Previously in its development, DSM-5 placed great store in its field trials. This quote is from the Chair of the DSM-5 Task Force: “There’s a myth that all the decisions have been made, when in fact, all the decisions haven’t been made. Just because things have been proposed doesn’t necessarily mean they’ll end up in the DSM-5. If they don’t achieve a level of reliability, clinician acceptability, and utility, it’s unlikely they’ll go forward.”

And this quote is from a 2010 interview given to a science writer by the head of the DSM-5 Oversight Committee: “It’s going to be based on the work of the field trials-based on the assessment and analysis of them. I don’t think anyone is going to say we’ve got to go forward if we get crappy results.”

The DSM-5 tune has now changed dramatically. The commentary written for AJP by the leadership of DSM-5 Task Force appears to be suggesting that they will, in fact, “go forward,” and with sub par reliabilities of 0.2-0.4. Now consider that the original field trial plan was to have a second phase to permit fixing those diagnostic criteria that were found to have unacceptable reliability in the first phase. These would go back to the work groups who could then rewrite the offending criteria and retest the new version in the second phase of the field trial.

But poor planning and administrative foul-ups kept pushing back the field trials so that they are now at least 18 months late in completion. As time was running out, DSM-5 leadership quietly dropped the second phase of the field trials, removing any reference to it from the timeline posted on the DSM-5 Web site. Their Plan B substitute for adequate field testing appears in AJP. To wit: a drastic lowering of the bar for what is “acceptable” reliability.

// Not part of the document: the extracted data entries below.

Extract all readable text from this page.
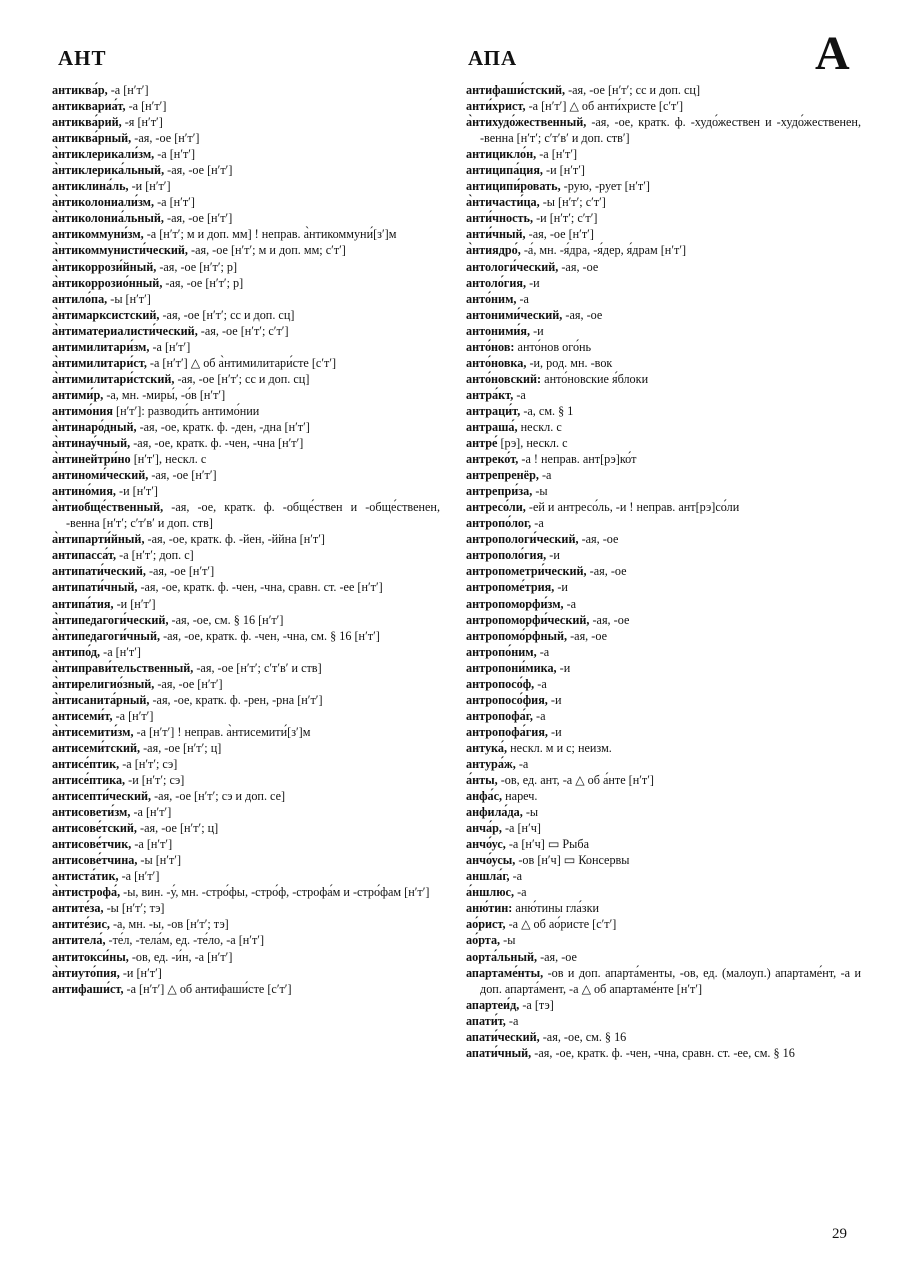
АНТ	АПА	А

антиква́р, -а [нʹтʹ]

антиквариа́т, -а [нʹтʹ]

антиква́рий, -я [нʹтʹ]

антиква́рный, -ая, -ое [нʹтʹ]

а̀нтиклерикали́зм, -а [нʹтʹ]

а̀нтиклерика́льный, -ая, -ое [нʹтʹ]

антиклина́ль, -и [нʹтʹ]

а̀нтиколониали́зм, -а [нʹтʹ]

а̀нтиколониа́льный, -ая, -ое [нʹтʹ]

антикоммуни́зм, -а [нʹтʹ; м и доп. мм] ! неправ. а̀нтикоммуни́[зʹ]м

а̀нтикоммунисти́ческий, -ая, -ое [нʹтʹ; м и доп. мм; сʹтʹ]

а̀нтикоррози́йный, -ая, -ое [нʹтʹ; р]

а̀нтикоррозио́нный, -ая, -ое [нʹтʹ; р]

антило́па, -ы [нʹтʹ]

а̀нтимарксистский, -ая, -ое [нʹтʹ; сс и доп. сц]

а̀нтиматериалисти́ческий, -ая, -ое [нʹтʹ; сʹтʹ]

антимилитари́зм, -а [нʹтʹ]

а̀нтимилитари́ст, -а [нʹтʹ] △ об а̀нтимилитари́сте [сʹтʹ]

а̀нтимилитари́стский, -ая, -ое [нʹтʹ; сс и доп. сц]

антими́р, -а, мн. -миры́, -о́в [нʹтʹ]

антимо́ния [нʹтʹ]: разводи́ть антимо́нии

а̀нтинаро́дный, -ая, -ое, кратк. ф. -ден, -дна [нʹтʹ]

а̀нтинау́чный, -ая, -ое, кратк. ф. -чен, -чна [нʹтʹ]

а̀нтинейтри́но [нʹтʹ], нескл. с

антиноми́ческий, -ая, -ое [нʹтʹ]

антино́мия, -и [нʹтʹ]

а̀нтиобще́ственный, -ая, -ое, кратк. ф. -обще́ствен и -обще́ственен, -венна [нʹтʹ; сʹтʹвʹ и доп. ств]

а̀нтипарти́йный, -ая, -ое, кратк. ф. -йен, -ййна [нʹтʹ]

антипасса́т, -а [нʹтʹ; доп. с]

антипати́ческий, -ая, -ое [нʹтʹ]

антипати́чный, -ая, -ое, кратк. ф. -чен, -чна, сравн. ст. -ее [нʹтʹ]

антипа́тия, -и [нʹтʹ]

а̀нтипедагоги́ческий, -ая, -ое, см. § 16 [нʹтʹ]

а̀нтипедагоги́чный, -ая, -ое, кратк. ф. -чен, -чна, см. § 16 [нʹтʹ]

антипо́д, -а [нʹтʹ]

а̀нтиправи́тельственный, -ая, -ое [нʹтʹ; сʹтʹвʹ и ств]

а̀нтирелигио́зный, -ая, -ое [нʹтʹ]

а̀нтисанита́рный, -ая, -ое, кратк. ф. -рен, -рна [нʹтʹ]

антисеми́т, -а [нʹтʹ]

а̀нтисемити́зм, -а [нʹтʹ] ! неправ. а̀нтисемити́[зʹ]м

антисеми́тский, -ая, -ое [нʹтʹ; ц]

антисе́птик, -а [нʹтʹ; сэ]

антисе́птика, -и [нʹтʹ; сэ]

антисепти́ческий, -ая, -ое [нʹтʹ; сэ и доп. се]

антисовети́зм, -а [нʹтʹ]

антисове́тский, -ая, -ое [нʹтʹ; ц]

антисове́тчик, -а [нʹтʹ]

антисове́тчина, -ы [нʹтʹ]

антиста́тик, -а [нʹтʹ]

а̀нтистрофа́, -ы, вин. -у́, мн. -стро́фы, -стро́ф, -строфа́м и -стро́фам [нʹтʹ]

антите́за, -ы [нʹтʹ; тэ]

антите́зис, -а, мн. -ы, -ов [нʹтʹ; тэ]

антитела́, -те́л, -тела́м, ед. -те́ло, -а [нʹтʹ]

антитокси́ны, -ов, ед. -и́н, -а [нʹтʹ]

а̀нтиуто́пия, -и [нʹтʹ]

антифаши́ст, -а [нʹтʹ] △ об антифаши́сте [сʹтʹ]

антифаши́стский, -ая, -ое [нʹтʹ; сс и доп. сц]

анти́христ, -а [нʹтʹ] △ об анти́христе [сʹтʹ]

а̀нтихудо́жественный, -ая, -ое, кратк. ф. -худо́жествен и -худо́жественен, -венна [нʹтʹ; сʹтʹвʹ и доп. ствʹ]

антицикло́н, -а [нʹтʹ]

антиципа́ция, -и [нʹтʹ]

антиципи́ровать, -рую, -рует [нʹтʹ]

а̀нтичасти́ца, -ы [нʹтʹ; сʹтʹ]

анти́чность, -и [нʹтʹ; сʹтʹ]

анти́чный, -ая, -ое [нʹтʹ]

а̀нтиядро́, -а́, мн. -я́дра, -я́дер, я́драм [нʹтʹ]

антологи́ческий, -ая, -ое

антоло́гия, -и

анто́ним, -а

антоними́ческий, -ая, -ое

антоними́я, -и

анто́нов: анто́нов ого́нь

анто́новка, -и, род. мн. -вок

анто́новский: анто́новские я́блоки

антра́кт, -а

антраци́т, -а, см. § 1

антраша́, нескл. с

антре́ [рэ], нескл. с

антреко́т, -а ! неправ. ант[рэ]ко́т

антрепренёр, -а

антрепри́за, -ы

антресо́ли, -ей и антресо́ль, -и ! неправ. ант[рэ]со́ли

антропо́лог, -а

антропологи́ческий, -ая, -ое

антрополо́гия, -и

антропометри́ческий, -ая, -ое

антропоме́трия, -и

антропоморфи́зм, -а

антропоморфи́ческий, -ая, -ое

антропомо́рфный, -ая, -ое

антропо́ним, -а

антропони́мика, -и

антропосо́ф, -а

антропосо́фия, -и

антропофа́г, -а

антропофа́гия, -и

антука́, нескл. м и с; неизм.

антура́ж, -а

а́нты, -ов, ед. ант, -а △ об а́нте [нʹтʹ]

анфа́с, нареч.

анфила́да, -ы

анча́р, -а [нʹч]

анчо́ус, -а [нʹч] ▭ Рыба

анчо́усы, -ов [нʹч] ▭ Консервы

аншла́г, -а

а́ншлюс, -а

аню́тин: аню́тины гла́зки

ао́рист, -а △ об ао́ристе [сʹтʹ]

ао́рта, -ы

аорта́льный, -ая, -ое

апартаме́нты, -ов и доп. апарта́менты, -ов, ед. (малоуп.) апартаме́нт, -а и доп. апарта́мент, -а △ об апартаме́нте [нʹтʹ]

апартеи́д, -а [тэ]

апати́т, -а

апати́ческий, -ая, -ое, см. § 16

апати́чный, -ая, -ое, кратк. ф. -чен, -чна, сравн. ст. -ее, см. § 16

29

Can “accepting” unacceptably poor agreement uphold the integrity of psychiatric diagnosis? Poor reliability degrades our ability to communicate with one another clinically and prohibits meaningful research. “Accepting” as reliable kappas of 0.2-0.4 is to go backward more than 30 years to the days of DSM-II. Before DSM-III, Dr Robert Spitzer and Dr Mel Sabshin saw the need to develop a criterion-based system that could achieve reasonable diagnostic agreement. This is the very minimum condition necessary for current clinical work and future progress in psychiatry.

Reference1. Kraemer HC, Kupfer DJ, Clarke DE, et al. DSM-5: How Reliable Is Reliable Enough?Am J Psychiatry. 2012;169:13-15.